In dismissing all of the claims brought by the clinic, the district court held that the statute of limitations barred the clinic’s claims concerning the health insurance market and that subsequent refusals by the insurer to readmit the clinic and its physicians were simply "reaffirmation[s]" of the original exclusion. Further, it was concluded that the clinic did not allege a relevant product market because, contrary to the clinic’s claims, the hospital did not provide cardiologist services and, therefore, could not monopolize that market. On a similar note, the alleged geographic market was deficient in including only the cities of Little Rock and North Little Rock because such an allegation only addressed where patients actually go for services and not where they could go for services.
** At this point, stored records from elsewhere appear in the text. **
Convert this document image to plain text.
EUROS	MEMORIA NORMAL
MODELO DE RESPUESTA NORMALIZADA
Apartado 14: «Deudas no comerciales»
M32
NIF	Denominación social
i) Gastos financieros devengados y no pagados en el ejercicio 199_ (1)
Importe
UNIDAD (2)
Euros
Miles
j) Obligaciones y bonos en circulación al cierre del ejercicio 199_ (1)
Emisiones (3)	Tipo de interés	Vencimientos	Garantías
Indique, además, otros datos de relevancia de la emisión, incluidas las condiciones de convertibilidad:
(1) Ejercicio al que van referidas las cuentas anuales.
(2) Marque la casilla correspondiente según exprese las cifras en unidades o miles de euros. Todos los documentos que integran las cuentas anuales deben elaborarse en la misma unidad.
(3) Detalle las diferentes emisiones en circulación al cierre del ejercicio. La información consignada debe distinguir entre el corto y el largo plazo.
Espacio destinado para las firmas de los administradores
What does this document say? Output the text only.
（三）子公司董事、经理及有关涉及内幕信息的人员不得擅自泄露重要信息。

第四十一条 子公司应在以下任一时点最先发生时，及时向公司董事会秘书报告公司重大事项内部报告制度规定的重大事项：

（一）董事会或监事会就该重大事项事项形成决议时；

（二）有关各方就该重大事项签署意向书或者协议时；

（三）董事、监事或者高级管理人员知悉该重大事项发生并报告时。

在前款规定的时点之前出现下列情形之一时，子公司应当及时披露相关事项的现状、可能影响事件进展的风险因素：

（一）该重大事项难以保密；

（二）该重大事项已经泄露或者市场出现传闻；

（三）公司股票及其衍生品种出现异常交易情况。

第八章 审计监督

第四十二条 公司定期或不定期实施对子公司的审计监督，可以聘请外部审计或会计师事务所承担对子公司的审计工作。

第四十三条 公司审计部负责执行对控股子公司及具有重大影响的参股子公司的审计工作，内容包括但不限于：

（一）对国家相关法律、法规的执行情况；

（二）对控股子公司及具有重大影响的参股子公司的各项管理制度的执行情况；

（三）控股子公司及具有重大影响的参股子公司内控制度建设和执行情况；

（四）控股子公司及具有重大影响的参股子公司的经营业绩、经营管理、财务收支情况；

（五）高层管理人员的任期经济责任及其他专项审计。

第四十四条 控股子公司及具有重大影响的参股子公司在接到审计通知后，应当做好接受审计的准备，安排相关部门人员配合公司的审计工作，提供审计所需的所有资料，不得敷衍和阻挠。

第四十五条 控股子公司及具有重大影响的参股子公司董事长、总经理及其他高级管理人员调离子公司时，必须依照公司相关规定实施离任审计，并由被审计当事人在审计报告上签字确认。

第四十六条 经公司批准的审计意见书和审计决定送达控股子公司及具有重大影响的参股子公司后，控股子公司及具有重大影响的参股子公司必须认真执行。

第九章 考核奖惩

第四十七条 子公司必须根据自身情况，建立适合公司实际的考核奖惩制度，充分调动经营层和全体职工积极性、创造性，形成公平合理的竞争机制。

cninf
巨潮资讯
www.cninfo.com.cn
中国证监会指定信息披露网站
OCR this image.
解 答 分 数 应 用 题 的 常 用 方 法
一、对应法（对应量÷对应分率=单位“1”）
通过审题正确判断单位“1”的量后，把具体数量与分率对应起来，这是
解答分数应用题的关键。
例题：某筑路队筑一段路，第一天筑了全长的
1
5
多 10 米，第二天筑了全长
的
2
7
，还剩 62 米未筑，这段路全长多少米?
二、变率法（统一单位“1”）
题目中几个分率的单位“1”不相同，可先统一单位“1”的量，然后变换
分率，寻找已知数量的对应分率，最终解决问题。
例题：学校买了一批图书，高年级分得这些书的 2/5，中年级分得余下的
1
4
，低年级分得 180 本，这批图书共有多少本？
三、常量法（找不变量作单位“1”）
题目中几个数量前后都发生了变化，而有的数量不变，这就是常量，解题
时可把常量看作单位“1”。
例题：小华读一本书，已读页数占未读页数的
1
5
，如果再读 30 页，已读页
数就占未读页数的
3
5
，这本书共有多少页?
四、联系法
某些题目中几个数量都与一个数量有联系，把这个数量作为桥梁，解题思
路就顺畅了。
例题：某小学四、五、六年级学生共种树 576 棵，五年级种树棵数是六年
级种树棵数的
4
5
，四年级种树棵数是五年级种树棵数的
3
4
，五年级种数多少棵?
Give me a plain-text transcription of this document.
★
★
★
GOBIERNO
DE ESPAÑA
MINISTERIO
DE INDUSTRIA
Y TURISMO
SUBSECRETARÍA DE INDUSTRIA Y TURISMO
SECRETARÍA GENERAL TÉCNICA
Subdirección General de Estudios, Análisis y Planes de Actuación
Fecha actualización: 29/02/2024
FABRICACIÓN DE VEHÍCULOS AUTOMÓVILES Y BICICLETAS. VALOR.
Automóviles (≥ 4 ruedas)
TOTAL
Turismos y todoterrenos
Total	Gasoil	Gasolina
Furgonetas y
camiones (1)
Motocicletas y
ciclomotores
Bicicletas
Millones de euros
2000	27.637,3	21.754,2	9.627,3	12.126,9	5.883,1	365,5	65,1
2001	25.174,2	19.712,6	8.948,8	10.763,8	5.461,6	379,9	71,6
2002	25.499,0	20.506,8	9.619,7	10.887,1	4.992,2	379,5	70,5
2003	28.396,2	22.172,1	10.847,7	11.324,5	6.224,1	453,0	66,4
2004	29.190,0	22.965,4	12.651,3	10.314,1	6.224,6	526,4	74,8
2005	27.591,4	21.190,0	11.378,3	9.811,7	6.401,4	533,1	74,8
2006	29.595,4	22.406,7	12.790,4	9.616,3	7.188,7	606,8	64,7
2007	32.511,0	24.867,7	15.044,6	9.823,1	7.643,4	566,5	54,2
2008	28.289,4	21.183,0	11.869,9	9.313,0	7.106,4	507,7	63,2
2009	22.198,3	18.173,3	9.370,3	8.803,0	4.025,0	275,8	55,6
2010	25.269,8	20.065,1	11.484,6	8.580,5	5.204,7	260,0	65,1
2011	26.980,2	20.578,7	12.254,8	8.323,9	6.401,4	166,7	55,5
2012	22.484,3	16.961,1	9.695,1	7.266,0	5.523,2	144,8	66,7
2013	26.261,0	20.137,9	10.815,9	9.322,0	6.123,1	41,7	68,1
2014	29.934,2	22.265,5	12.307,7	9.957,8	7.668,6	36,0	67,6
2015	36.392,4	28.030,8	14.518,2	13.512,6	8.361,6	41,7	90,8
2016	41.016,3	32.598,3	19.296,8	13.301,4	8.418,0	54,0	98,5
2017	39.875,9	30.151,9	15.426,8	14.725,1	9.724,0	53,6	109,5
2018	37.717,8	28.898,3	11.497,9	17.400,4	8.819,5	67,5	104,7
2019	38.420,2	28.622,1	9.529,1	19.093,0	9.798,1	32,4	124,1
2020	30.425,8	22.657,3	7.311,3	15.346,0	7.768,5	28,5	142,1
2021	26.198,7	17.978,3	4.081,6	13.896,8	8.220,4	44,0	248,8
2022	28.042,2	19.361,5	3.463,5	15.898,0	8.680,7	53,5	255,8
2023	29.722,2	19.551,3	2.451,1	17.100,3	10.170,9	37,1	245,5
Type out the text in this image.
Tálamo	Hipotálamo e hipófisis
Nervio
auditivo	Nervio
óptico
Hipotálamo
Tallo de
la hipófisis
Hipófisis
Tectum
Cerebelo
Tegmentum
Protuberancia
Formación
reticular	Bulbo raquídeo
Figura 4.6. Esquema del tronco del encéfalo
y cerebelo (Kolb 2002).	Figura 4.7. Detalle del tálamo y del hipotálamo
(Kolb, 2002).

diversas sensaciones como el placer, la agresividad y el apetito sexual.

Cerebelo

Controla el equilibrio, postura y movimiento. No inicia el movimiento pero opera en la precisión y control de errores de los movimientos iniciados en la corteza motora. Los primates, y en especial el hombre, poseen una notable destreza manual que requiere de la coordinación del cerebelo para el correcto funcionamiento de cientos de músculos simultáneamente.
Lindblad v. Parkridge Health Sys., Inc.

Lindblad v. Parkridge Health Sys., Inc.

EXCLUSIVE CONTRACT – TERMINATION OF PRIVILEGES

Lindblad v. Parkridge Health
Sys., Inc.,
No. E2003-00221-COA-R3-CV (Tenn. Ct.
App. December 22, 2003)

A physician who had an exclusive agreement with a hospital
to provide emergency medical services secretly ordered a quantity of narcotic
drugs, which were discovered
by hospital personnel. When questioned about the drugs, the physician stated
that they were obtained for friends, family, and neighbors. The physician
then voluntarily terminated the agreement with the hospital, which the hospital
accepted,
and it sent him a letter advising him that his medical staff privileges had
also been terminated. The physician brought an action against the hospital,
arguing
that, under the bylaws, his privileges could not be terminated without notice
and a hearing, while the hospital argued that, under the terms of the agreement,
privileges are terminated at the time the agreement is terminated. The lower
court agreed with the hospital, holding that the parties intended to be bound
by the terms of the agreement, which were not superseded by the bylaws. The
physician appealed, and the appellate court agreed with the lower court.